During the follow-up period, 8,354 participants died of pancreatic cancer. As expected, higher BMI was linked with increased risk of dying of pancreatic cancer, but this increase in risk was largest for BMI assessed at earlier ages. An increase of five units of BMI, about 32 pounds for a 5-foot, 7-inch adult, was associated with 25 percent increased risk in those who had their BMI assessed between ages 30 and 49; 19 percent increased risk in those assessed between 50 and 59; 14 percent increased risk in those assessed between ages 60 and 69; and 13 percent increased risk in those assessed between ages 70 and 89. Jacobs noted that while the study only had information on deaths from pancreatic cancer, the disease is nearly always fatal, so results are expected to be similar to those for new diagnoses of pancreatic cancer.
Jacobs said the study results indicate that excess weight could increase risk of death from pancreatic cancer more than previously believed.
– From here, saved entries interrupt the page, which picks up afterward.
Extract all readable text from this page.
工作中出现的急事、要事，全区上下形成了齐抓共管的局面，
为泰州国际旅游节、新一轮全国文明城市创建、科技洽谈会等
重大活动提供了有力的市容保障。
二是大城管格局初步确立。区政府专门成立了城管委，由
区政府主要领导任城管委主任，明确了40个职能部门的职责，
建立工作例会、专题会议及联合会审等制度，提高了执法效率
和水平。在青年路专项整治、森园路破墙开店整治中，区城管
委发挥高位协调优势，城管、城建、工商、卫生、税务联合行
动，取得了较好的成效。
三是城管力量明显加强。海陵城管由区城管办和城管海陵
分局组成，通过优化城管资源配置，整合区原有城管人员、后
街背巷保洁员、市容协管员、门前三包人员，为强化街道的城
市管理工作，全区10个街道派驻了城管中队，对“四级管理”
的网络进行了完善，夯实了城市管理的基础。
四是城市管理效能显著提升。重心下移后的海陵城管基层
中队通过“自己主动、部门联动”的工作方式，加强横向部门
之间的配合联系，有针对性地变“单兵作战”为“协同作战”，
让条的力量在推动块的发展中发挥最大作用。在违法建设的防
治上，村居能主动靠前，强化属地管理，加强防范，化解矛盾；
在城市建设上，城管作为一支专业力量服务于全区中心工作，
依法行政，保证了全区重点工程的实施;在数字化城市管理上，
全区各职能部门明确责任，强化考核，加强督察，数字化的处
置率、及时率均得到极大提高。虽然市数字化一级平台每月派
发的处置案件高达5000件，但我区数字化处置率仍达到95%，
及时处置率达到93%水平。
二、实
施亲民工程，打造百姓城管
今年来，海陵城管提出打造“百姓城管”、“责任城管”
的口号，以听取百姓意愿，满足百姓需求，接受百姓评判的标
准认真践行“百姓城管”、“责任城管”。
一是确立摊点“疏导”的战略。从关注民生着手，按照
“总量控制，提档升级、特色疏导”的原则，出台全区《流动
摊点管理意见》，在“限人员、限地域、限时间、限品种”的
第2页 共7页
Furthermore, Jacobs noted that recent generations are reaching early middle age with more excess weight than earlier generations did.
Therefore, he anticipates that excess weight will explain a larger proportion of pancreatic cancer risk in the future as newer and heavier generations reach the older ages when pancreatic cancer typically occurs. For example, he estimates that 28 percent of pancreatic cancer deaths in Americans born between 1970 and 1974 will be attributable to excess weight, compared to only 15 percent of pancreatic cancer deaths among Americans born in the 1930s, a group that was much less likely to be obese in early middle age.
"Our results strongly suggest that to stop and eventually reverse recent increases in pancreatic cancer rates, we will need to do better in preventing excess weight gain in children and younger adults, an achievement which would help prevent many other diseases as well," Jacobs said.